Tuesday, October 3rd, 2023 Alive 19,152 days

More and more, it seems that the promises of technology have fallen flat.

When we started building all of this, we really thought we were changing the world for the better. We had these visions that the work we were doing would usher in the Age of the Expanding Man — when people would be free to explore their humanity in new ways, while machines handled the grubby details invisibly behind the scenes. Steely Dan summed it up in the song International Geophysical Year:

On that train of graphite and glitter
Undersea by rail
Ninety minutes from New York to Paris
More leisure for artists everywhere

A just machine to make big decisions
Programmed by fellows with compassion and vision
Weʼll be clean when their work is done
Weʼll be eternally free, and eternally young

Clearly, that didnʼt happen.

We wired all the worldʼs computers together thinking that access to infinite knowledge would lift people out of poverty. Mostly, it made the already rich people even richer. Social media was supposed to unite people in peace and understanding. All it did was divide us into angry tribes.
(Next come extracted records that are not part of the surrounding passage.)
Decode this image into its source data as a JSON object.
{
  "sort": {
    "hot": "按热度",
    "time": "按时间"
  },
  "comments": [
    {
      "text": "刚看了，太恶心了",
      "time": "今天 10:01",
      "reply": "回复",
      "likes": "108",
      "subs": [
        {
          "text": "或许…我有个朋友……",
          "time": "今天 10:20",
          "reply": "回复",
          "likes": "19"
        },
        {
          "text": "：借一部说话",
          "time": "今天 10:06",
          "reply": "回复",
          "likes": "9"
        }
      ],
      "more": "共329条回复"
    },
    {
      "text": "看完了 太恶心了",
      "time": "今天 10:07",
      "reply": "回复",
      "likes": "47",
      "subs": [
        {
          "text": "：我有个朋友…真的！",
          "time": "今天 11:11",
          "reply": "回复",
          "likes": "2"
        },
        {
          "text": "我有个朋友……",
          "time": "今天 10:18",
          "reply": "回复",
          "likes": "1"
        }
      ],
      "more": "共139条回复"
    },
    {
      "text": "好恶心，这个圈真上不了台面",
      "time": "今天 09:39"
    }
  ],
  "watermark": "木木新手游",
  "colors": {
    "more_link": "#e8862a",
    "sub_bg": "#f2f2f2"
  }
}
We transitioned our movies and music to digital versions thinking that would bring the best the world had to offer to the masses. Instead, most of it was lost; and what remains is controlled by a few giant corporations to be doled out in dribs and drabs, sanitized, censored, and selected by a computer to ensure maximum profit.

Technology canʼt make us eternally free, because technology isnʼt eternal.

People who enjoy old technology continually struggle with degrading discs, leaking capacitors, and the inability to find parts to fix their machines. And while their hassles are readily dismissed as problems of their own choosing — like someone who chooses to drive an antique car — everyone has family photos.

Which, at long last, gets to the point of this screed: The illustration below.

Viktor Knudsen
What should be Stephansdom in Vienna
What should be the Aragonese Castle in Ischia

The first image is a photograph of my grandfather. Itʼs over 120 years old, and looks nearly as good today as it did when it was taken.

The second image is what happens when I try to view a photograph I took with a digital camera 25 years ago. The bits have degraded to the point where itʼs not viewable, even on period-appropriate hardware. Few of the files on the disk show up anymore, and those that do are so full of errors, they canʼt be displayed.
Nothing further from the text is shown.